In the figure, the matrix WFG1 is associated with the input received from the preceding time step, while the matrix UFG1 is used for the new input value X1. The weighted sum (WFG1 ⋅ ht-1) + (UFG1 ⋅ X1) is passed through the Sigmoid activation function, which produces the adjustment factor for the cell state value Ct-1. The closer the output of the sigmoid function is to the value one, the more the original value affects the calculation of the new value. The same applies to opposite direction,  the closer the output of the sigmoid function is to zero, the less the original value affects the calculation of the new value.

Finally, the output of the FG, referred to as XFG, is computed by multiplying the Sigmoid output by the cell state Ct-1.

Figure 6-2: Long Short-Term Memory Cell – Forget Gate.

Input Gate

The Input Gate (IG) determines to what extent the input X1 and the output ht-1 from the preceding time step affect the new cell state Ct. For this process, the LSTM cell has two neurons. In Figure 6-3, the internal neuron of IG uses the Sigmoid function, while the Input Activation neuron leverages the ReLU function. Both neurons use input-specific weight matrices in the same way as the Forget Gate. 

The Input Gate neuron feeds the weighted sum (WIG1 ⋅ ht-1) + (UIG1 ⋅ X1) to the sigmoid function. The output determines the proportion in which new input values X1 and ht-1 influence the computation of the cell's internal value. 

The Input Activation neuron feeds the weighted sum (WIA1 ⋅ ht-1) + (UIA1 ⋅ X1) to the ReLU function. The output is then multiplied by the output of the Sigmoid function, providing the result of the Input Gate.

At this phase, the LSTM cell has computed output for both Forget Gate (XFG) and Input Gate (XIG). Next, the LSTM feeds these values to the Identification Function.

Figure 6-3: Long Short-Term Memory Cell – Input Gate.

 

Output Gate

The Output Gate determines whether the output of the Output Activation neuron (ReLU) is fully published, partially published, or left unpublished. The factor of the Output Gate is calculated based on the input value X1 and the output ht-1 from the previous time step. That said, all Sigmoid neurons and the ReLU Input Activation function use the same inputs, and they leverage shared weight matrices. 

The input to the Output Activation neuron is the sum of the outputs from the Forget Gate (XFG) and the Input Gate (XIG). In the figure, the sum is represented as f(x)=XFG+XIG. The operation is computed by a neuron that uses the Identification function (IDF). The original output of the Identification function is preserved as the internal cell state (C) for the next time step through the CEC (Constant Error Carousel) connection.

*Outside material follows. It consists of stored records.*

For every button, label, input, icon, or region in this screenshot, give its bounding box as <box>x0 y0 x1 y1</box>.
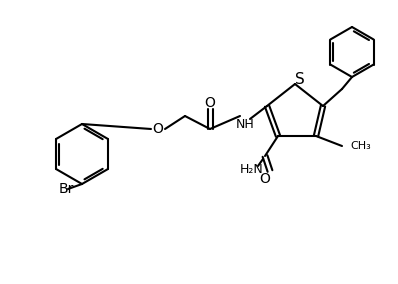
Text: O: O <box>259 172 270 186</box>
Text: Br: Br <box>59 182 74 196</box>
Text: CH₃: CH₃ <box>350 141 371 151</box>
Text: O: O <box>152 122 164 136</box>
Text: O: O <box>205 96 215 110</box>
Text: H₂N: H₂N <box>240 162 264 176</box>
Text: NH: NH <box>236 118 254 131</box>
Text: S: S <box>295 72 305 87</box>
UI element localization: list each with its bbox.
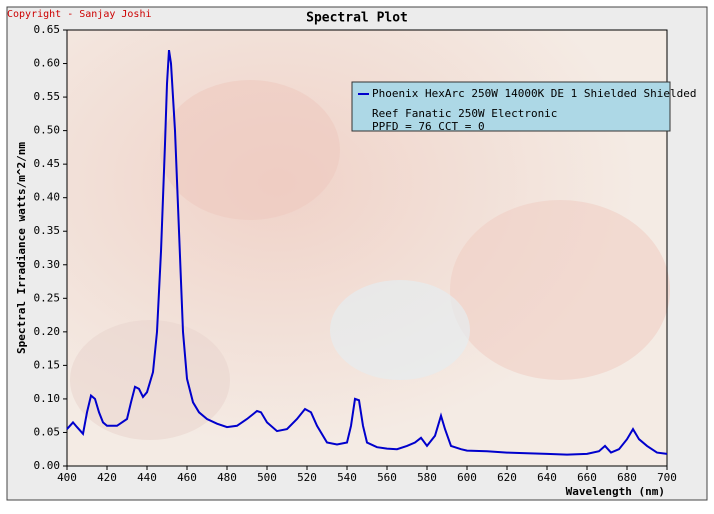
legend-note: PPFD = 76 CCT = 0	[372, 120, 485, 133]
x-tick-label: 540	[337, 471, 357, 484]
y-tick-label: 0.05	[34, 425, 61, 438]
y-tick-label: 0.55	[34, 90, 61, 103]
bg-blob	[160, 80, 340, 220]
y-tick-label: 0.15	[34, 358, 61, 371]
bg-blob	[330, 280, 470, 380]
x-tick-label: 440	[137, 471, 157, 484]
y-tick-label: 0.30	[34, 258, 61, 271]
y-axis-label: Spectral Irradiance watts/m^2/nm	[15, 142, 28, 354]
y-tick-label: 0.35	[34, 224, 61, 237]
y-tick-label: 0.50	[34, 124, 61, 137]
x-tick-label: 460	[177, 471, 197, 484]
x-axis-label: Wavelength (nm)	[566, 485, 665, 498]
plot-border	[66, 29, 668, 467]
x-tick-label: 680	[617, 471, 637, 484]
legend-label: Phoenix HexArc 250W 14000K DE 1 Shielded…	[372, 87, 697, 100]
y-tick-label: 0.25	[34, 291, 61, 304]
y-tick-label: 0.00	[34, 459, 61, 472]
x-tick-label: 500	[257, 471, 277, 484]
bg-blob	[450, 200, 670, 380]
y-tick-label: 0.60	[34, 57, 61, 70]
y-tick-label: 0.20	[34, 325, 61, 338]
x-tick-label: 400	[57, 471, 77, 484]
x-tick-label: 600	[457, 471, 477, 484]
x-tick-label: 480	[217, 471, 237, 484]
chart-title: Spectral Plot	[306, 11, 408, 26]
y-tick-label: 0.10	[34, 392, 61, 405]
series-line	[66, 49, 668, 456]
x-tick-label: 700	[657, 471, 677, 484]
y-tick-label: 0.40	[34, 191, 61, 204]
legend-note: Reef Fanatic 250W Electronic	[372, 107, 557, 120]
x-tick-label: 560	[377, 471, 397, 484]
x-tick-label: 420	[97, 471, 117, 484]
x-tick-label: 580	[417, 471, 437, 484]
legend-box	[351, 81, 671, 132]
copyright: Copyright - Sanjay Joshi	[7, 9, 152, 20]
y-tick-label: 0.45	[34, 157, 61, 170]
y-tick-label: 0.65	[34, 23, 61, 36]
x-tick-label: 660	[577, 471, 597, 484]
x-tick-label: 640	[537, 471, 557, 484]
x-tick-label: 620	[497, 471, 517, 484]
x-tick-label: 520	[297, 471, 317, 484]
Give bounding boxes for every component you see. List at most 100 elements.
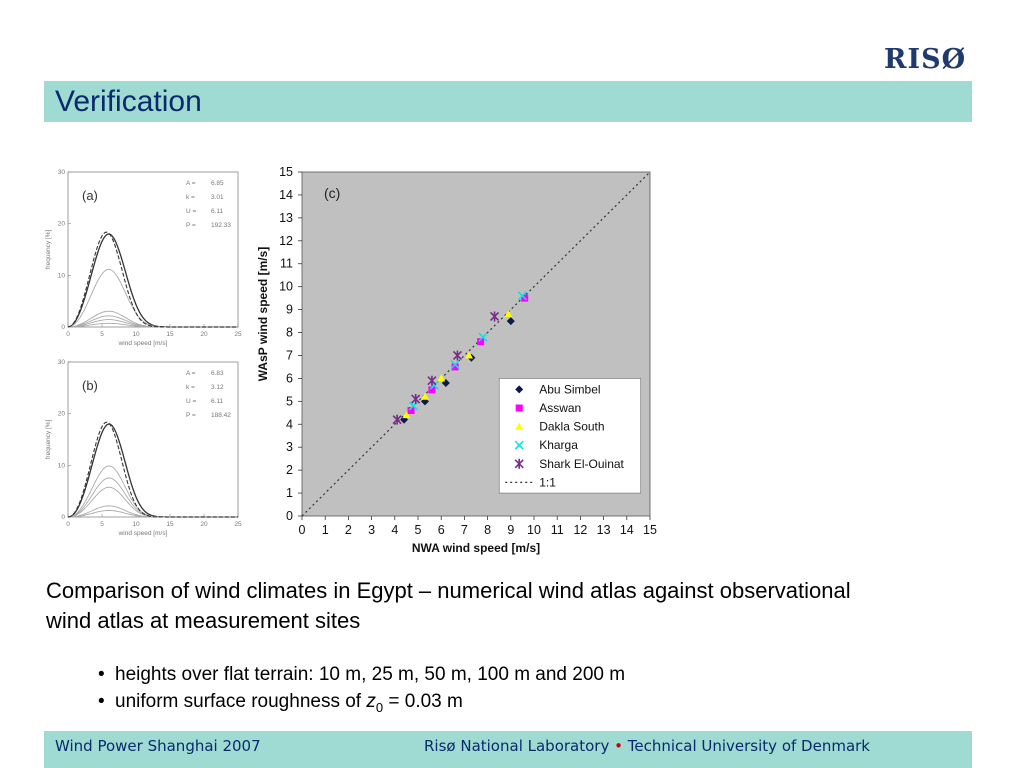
slide-title: Verification [55,85,202,118]
param-name: P = [186,222,196,229]
y-tick-label: 1 [286,486,293,500]
legend-marker [514,458,524,469]
x-tick-label: 10 [132,331,140,338]
footer-separator: • [614,737,623,755]
bullet-list: • heights over flat terrain: 10 m, 25 m,… [98,661,625,721]
roughness-subscript: 0 [375,699,384,715]
legend-label: Shark El-Ouinat [539,457,624,471]
x-axis-label: wind speed [m/s] [118,340,168,347]
panel-label: (a) [82,188,98,203]
param-name: A = [186,370,196,377]
y-tick-label: 10 [279,280,293,294]
panel-label: (c) [324,185,340,201]
y-tick-label: 30 [58,359,66,366]
y-tick-label: 0 [61,324,65,331]
data-point [451,363,459,371]
footer-dtu: Technical University of Denmark [622,737,870,755]
x-tick-label: 8 [484,523,491,537]
data-point [407,407,415,415]
param-value: 6.85 [211,180,224,187]
data-point [452,350,463,361]
param-name: U = [186,398,197,405]
y-tick-label: 4 [286,417,293,431]
y-tick-label: 7 [286,348,293,362]
caption: Comparison of wind climates in Egypt – n… [46,578,851,633]
footer-riso: Risø National Laboratory [424,737,615,755]
data-point [504,310,513,318]
x-axis-label: wind speed [m/s] [118,530,168,537]
weibull-fit-curve [67,421,238,518]
footer-event: Wind Power Shanghai 2007 [55,737,261,755]
data-point [411,394,421,405]
y-tick-label: 10 [58,462,66,469]
data-point [477,338,485,346]
y-tick-label: 30 [58,169,66,176]
footer-bar: Wind Power Shanghai 2007 Risø National L… [44,731,972,768]
data-point [428,386,436,394]
y-tick-label: 13 [279,211,293,225]
data-point [392,414,402,425]
x-tick-label: 25 [234,331,242,338]
data-point [450,360,460,370]
y-tick-label: 0 [61,514,65,521]
x-tick-label: 5 [415,523,422,537]
legend-marker [515,422,524,430]
y-tick-label: 10 [58,272,66,279]
legend-marker [515,385,524,394]
x-tick-label: 15 [643,523,657,537]
x-tick-label: 10 [527,523,541,537]
data-point [427,375,437,386]
x-tick-label: 3 [368,523,375,537]
chart-a: 0 5 10 15 20 25 0 10 20 30 wind speed [m/s] frequen… [45,169,242,347]
data-point [478,332,488,342]
x-tick-label: 12 [573,523,587,537]
y-tick-label: 3 [286,440,293,454]
data-point [437,374,446,382]
param-value: 6.83 [211,370,224,377]
bullet-item: • heights over flat terrain: 10 m, 25 m,… [98,661,625,688]
x-tick-label: 13 [597,523,611,537]
data-point [489,311,500,322]
data-point [465,351,474,359]
y-tick-label: 0 [286,509,293,523]
legend-label: Kharga [539,438,578,452]
x-tick-label: 14 [620,523,634,537]
y-tick-label: 11 [280,257,293,271]
x-tick-label: 5 [100,521,104,528]
y-tick-label: 20 [58,411,66,418]
param-value: 6.11 [211,398,224,405]
x-tick-label: 2 [345,523,352,537]
y-tick-label: 2 [286,463,293,477]
legend-marker [515,404,523,412]
param-name: k = [186,194,195,201]
y-axis-label: WAsP wind speed [m/s] [256,247,270,381]
x-tick-label: 15 [166,521,174,528]
x-tick-label: 1 [322,523,329,537]
legend-marker [514,440,524,450]
param-value: 3.12 [211,384,224,391]
bullet-item: • uniform surface roughness of z0 = 0.03… [98,688,625,721]
legend-label: Abu Simbel [539,382,600,396]
data-point [402,411,411,419]
param-name: k = [186,384,195,391]
param-value: 6.11 [211,208,224,215]
x-tick-label: 5 [100,331,104,338]
y-tick-label: 20 [58,221,66,228]
y-tick-label: 5 [286,394,293,408]
riso-logo: RISØ [884,44,967,75]
param-value: 192.33 [211,222,231,229]
legend-label: Dakla South [539,420,604,434]
x-tick-label: 11 [551,523,564,537]
bullet-text-prefix: uniform surface roughness of [115,691,367,712]
x-tick-label: 25 [234,521,242,528]
weibull-fit-curve [67,231,238,328]
legend-label: Asswan [539,401,581,415]
x-tick-label: 20 [200,521,208,528]
chart-c: 0 1 2 3 4 5 6 7 8 9 10 11 12 13 14 15012345678910111213… [256,165,657,555]
param-name: A = [186,180,196,187]
x-tick-label: 7 [461,523,468,537]
x-tick-label: 4 [391,523,398,537]
footer-institutions: Risø National Laboratory • Technical Uni… [424,737,870,755]
legend-label: 1:1 [539,475,556,489]
data-point [506,317,515,326]
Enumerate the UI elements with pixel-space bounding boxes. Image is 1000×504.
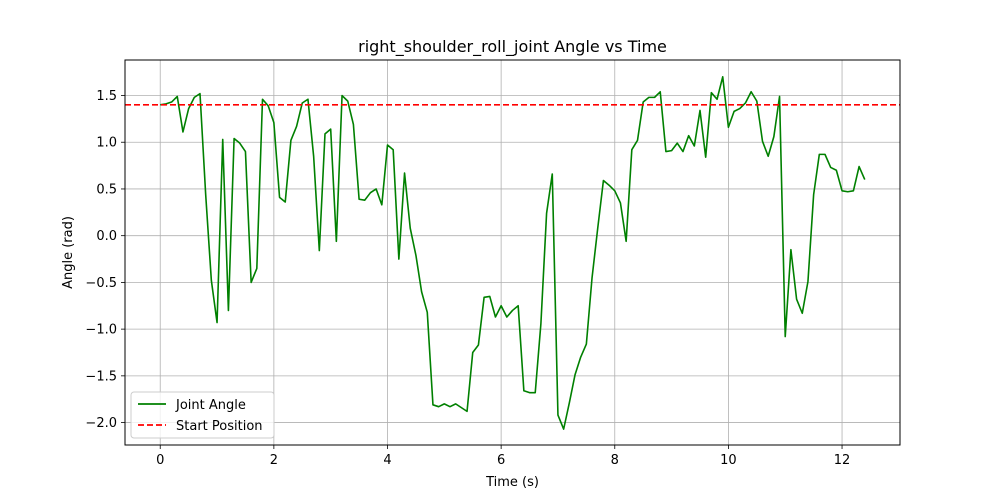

The output of the Identification Function is then passed to the ReLU Output Activation function. This output is multiplied by the result of the Output Gate, producing the actual cell output h1. This value serves as input to the same LSTM cell in the next time step. In a multi-layer model, the cell output is also used as input for the subsequent layer.

Figure 6-4: Long Short-Term Memory Cell – Output Gate.